Hi, I’ve been using n8n on local, from Docker, without issues. I then installed it in AWS Fargate and I’m now seeing the ‘executing’ stuck for around 10 mins. Sometime it fails with " Problem running workflow Can’t connect to n8n."
On local, the same basic workflow takes around 1 second.
Speaking with n8n support, they suggested enabling stickiness on the ALB. I’ve done this and the problem is still there, it’s also set on the target group. I’ve looked through the flow logs and can’t spot anything obvious. My guess is websockets are causing the problem but I’m out of ideas on how to fix it.
Infrastructure is basic:
ALB (port 443 with cert) → Fargate (port 5678)
What is the error message (if any)?
Problem running workflow
Can’t connect to n8n.
Information on your n8n setup
n8n version: latest and previous versions over the last month
Hey @nmeneil hope you are doing great!!Could you share mode details about the workflow that you are trying to run? May be more details about your AWS configurations? I have some experience running ECS self-hosted installations so may be I could help! Happy to read your comments
Hey @Gonzalo_Romero_Herna thanks for the reply. The workflow I’ve used for testing is about as basic as possible, it’s a trigger node and one http request node. The http node executes on local in around 2 seconds.
I’ve been trying various combinations since I posted. I’ve now installed ngnix in the container, switched over to ‘sse’ from ‘websockets’ with ngnix proxying from the ALB over port 8080 → n8n all within the same container. This has resulted in it working 40% of the time now, it just hangs for the other 60%. Saving the workflow also hangs at random. There are no errors in the logs.
For AWS, again it’s a simple config. The ALB has a cert which terminates the connection over https and forwards it onto the target group over port 8080. We block all ports apart from 443 going to the ALB. I have used the same setup for many other ECS deployments and they all work fine, just not n8n.

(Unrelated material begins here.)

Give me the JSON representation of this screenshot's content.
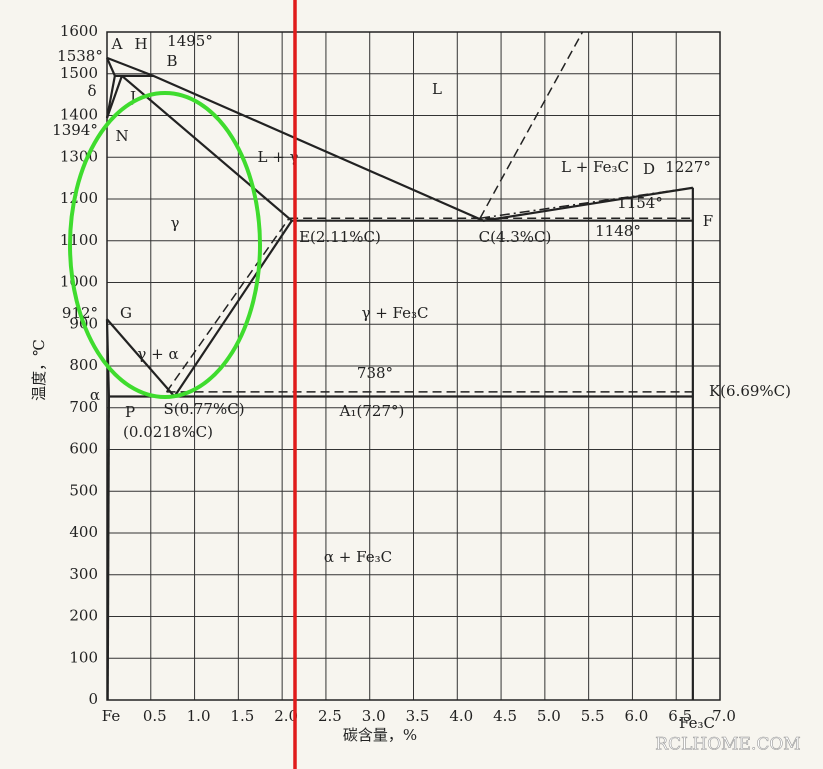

I like n8n and want to put a business case forward for obtaining the business license but sadly, I’m reaching the end now. It’s getting impossible to justify investing the time it in. I’ll give it one last go and then call it a day.
@nmeneil yea, that seems pretty weird. I was executing some testings in two of my self-hosted installations (different infra) but I was not able to reproduce the error since I ran the workflow described successfully over and over again. My suspect is that could be related to an unexpected behavior due an environment variable. I was taking some other cases reporting the same issue (under other scenarios) but no concrete solutions so far. Is it possible to share your current environment variables set?